05/26/2011 – Defendant’s Memorandum of Law in Support of Motion for Partial Dismissal filed in the Lehman Brothers Inc. Adversary Proceedings by Citibank, N.A. et al before Judge James M. Peck in the Southern District of New York (Manhattan).

Lehman Brothers, Inc. (“LBI”) liquidation Trustee seeks recovery of this $1 billion under almost every avoidance theory provided by the Bankruptcy Code. This 60 page motion to dismiss seeks to narrow the Trustee’s lines of attack by asserting multiple, independent grounds for dismissal of various counts of the complaint.

In its factual recitations, Citibank presents the avoidance proceedings as proof of the adage “No good deed goes unpunished.”  Citibank explains that in the face of the the 2008 financial meltdown, “urgently requested” Citibank to continue settling LBI’s foreign exchange (“FX”) trades through the Continuous Linked Settlement (“CLS”) system “to avoid catastrophic losses to LBI and its customers”. Citibank requested and LBI deposited with Citibank “$1 billion as security for any resulting exposure to LBI” and Citibank continued to settle LBI’s FX trades and, in the process “incurring losses of $1.26 billion”. On September 19, 2008, very shortly before LBI’s liquidation proceedings were commenced, Citibank applied the $1 billion deposit to set off the losses Citibank had incurred.

The Trustee attacks both a September 15, 2008 transfer of $700,000,000 by LBI to Citibank that provided part of the $1 billion deposit and Citibank’s application 4 days later of the $1 billion deposit to Citibank’s losses. Citibank raises six broad categories of defenses:

First, the Bankruptcy Code safe harbors for “swap agreements” protect the $1 billion setoff. The FX trades Citibank settled for LBI, the agreement under which Citibank settled those trades, and the letter agreements relating to the $1 billion cash deposit are all “swap agreements” within the plain language of the Bankruptcy Code safe harbor provisions… .

Second, the equitable doctrine of recoupment bars the Trustee’s claims.
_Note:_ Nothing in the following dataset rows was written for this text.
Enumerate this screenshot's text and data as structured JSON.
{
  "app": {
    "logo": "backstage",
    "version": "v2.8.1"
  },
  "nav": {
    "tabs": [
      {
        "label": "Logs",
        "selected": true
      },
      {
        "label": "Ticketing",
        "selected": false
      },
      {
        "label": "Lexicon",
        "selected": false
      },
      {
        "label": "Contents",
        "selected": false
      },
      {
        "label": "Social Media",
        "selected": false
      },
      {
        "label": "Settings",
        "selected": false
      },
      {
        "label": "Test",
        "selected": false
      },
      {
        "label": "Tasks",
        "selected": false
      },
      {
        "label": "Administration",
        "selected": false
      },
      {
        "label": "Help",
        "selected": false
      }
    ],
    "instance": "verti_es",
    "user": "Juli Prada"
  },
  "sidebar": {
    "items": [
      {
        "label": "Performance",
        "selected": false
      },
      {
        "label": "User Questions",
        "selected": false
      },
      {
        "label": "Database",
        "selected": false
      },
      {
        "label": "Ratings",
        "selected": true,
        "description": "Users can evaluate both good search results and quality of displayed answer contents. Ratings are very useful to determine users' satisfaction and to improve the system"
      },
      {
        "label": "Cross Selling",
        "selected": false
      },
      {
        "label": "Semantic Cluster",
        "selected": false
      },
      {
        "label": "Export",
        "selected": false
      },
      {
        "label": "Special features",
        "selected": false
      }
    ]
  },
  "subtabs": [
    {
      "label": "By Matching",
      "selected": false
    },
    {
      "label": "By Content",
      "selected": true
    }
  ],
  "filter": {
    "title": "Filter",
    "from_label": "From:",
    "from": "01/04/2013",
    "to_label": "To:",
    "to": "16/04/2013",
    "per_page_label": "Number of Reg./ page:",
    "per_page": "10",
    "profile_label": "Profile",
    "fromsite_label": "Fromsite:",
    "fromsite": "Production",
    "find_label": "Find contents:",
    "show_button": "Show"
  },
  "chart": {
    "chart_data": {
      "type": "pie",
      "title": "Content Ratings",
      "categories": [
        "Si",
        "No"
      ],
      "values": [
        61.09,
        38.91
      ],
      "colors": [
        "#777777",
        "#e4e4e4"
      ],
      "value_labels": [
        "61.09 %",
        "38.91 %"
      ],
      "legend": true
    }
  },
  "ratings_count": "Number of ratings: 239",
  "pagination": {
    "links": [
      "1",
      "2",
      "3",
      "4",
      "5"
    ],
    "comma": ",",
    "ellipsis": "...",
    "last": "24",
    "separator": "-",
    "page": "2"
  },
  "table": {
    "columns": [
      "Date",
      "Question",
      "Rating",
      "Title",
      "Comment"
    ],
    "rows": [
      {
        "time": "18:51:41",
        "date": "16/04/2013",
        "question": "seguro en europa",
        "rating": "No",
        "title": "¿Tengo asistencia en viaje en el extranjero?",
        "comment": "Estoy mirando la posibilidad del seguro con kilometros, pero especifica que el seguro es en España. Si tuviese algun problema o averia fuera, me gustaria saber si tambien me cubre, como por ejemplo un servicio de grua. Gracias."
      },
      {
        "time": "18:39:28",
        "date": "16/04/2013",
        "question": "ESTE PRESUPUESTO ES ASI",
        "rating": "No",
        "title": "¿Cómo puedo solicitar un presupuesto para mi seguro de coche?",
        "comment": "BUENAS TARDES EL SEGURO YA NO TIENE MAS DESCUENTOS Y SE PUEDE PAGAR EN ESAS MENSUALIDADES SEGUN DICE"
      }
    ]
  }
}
Recoupment applies where parties have obligations arising out of a “single integrated transaction” such that it would be inequitable for the debtor to enjoy the benefits of the transaction without satisfying its corresponding obligations…. .

Third, the facts alleged in the Complaint show that the Trustee cannot recover the $1 billion on multiple independent grounds, including:

• The Complaint fails to state a claim for violation of the automatic stay because Citibank set off the $1 billion deposit before commencement of LBI’s liquidation proceeding.

• The Complaint fails to state a claim under 11 U.S.C. § 553(a) because Citibank did not receive the $1 billion deposit for the purpose of obtaining a right to set off existing debt, but instead to secure Citibank’s future extensions of credit to LBI for CLS services.

• The Complaint fails to state a claim under 11 U.S.C. § 553(b) because Citibank did not “improve its position” as a creditor from September 15 to September 19, 2008, but instead increased its exposure to LBI.

• The Complaint fails to state a claim under 11 U.S.C. § 544 with respect to the September 15 and September 16 Letter Agreements (and an alleged “obligation” to deposit $1 billion and confer setoff rights) because LBI did not incur any such obligations under those Agreements and, even if it did, LBI received fair consideration in exchange for those Agreements.

• The Complaint fails to state a claim under 11 U.S.C. § 547 because, even assuming Citibank’s $1 billion setoff was a “transfer,” the parties intended a contemporaneous exchange of new value and a substantially contemporaneous exchange took place.

Fourth, the Trustee’s claims of actual fraud fail as a matter of law because LBI did not enter into the September 15 and September 16 Letter Agreements or create the $1 billion deposit with “an intent to hinder, delay, and/or defraud LBI’s creditors and customers”… .

Fifth, the Trustee’s claim for equitable subordination fails as a matter of law because the Complaint does not remotely allege the type of conduct—“egregious and severely unfair to other creditors,” “involving fraud, illegality or some other breach of a legally recognized duty”—required to support such a claim… .

Sixth, the Trustee’s claim that Citibank breached the September 15 and September 16 Letter Agreements “by exceeding the limitations contained therein with respect to setoffs” fails to state a claim because there is nothing in the Letter Agreements that purports to limit Citibank’s broad setoff rights.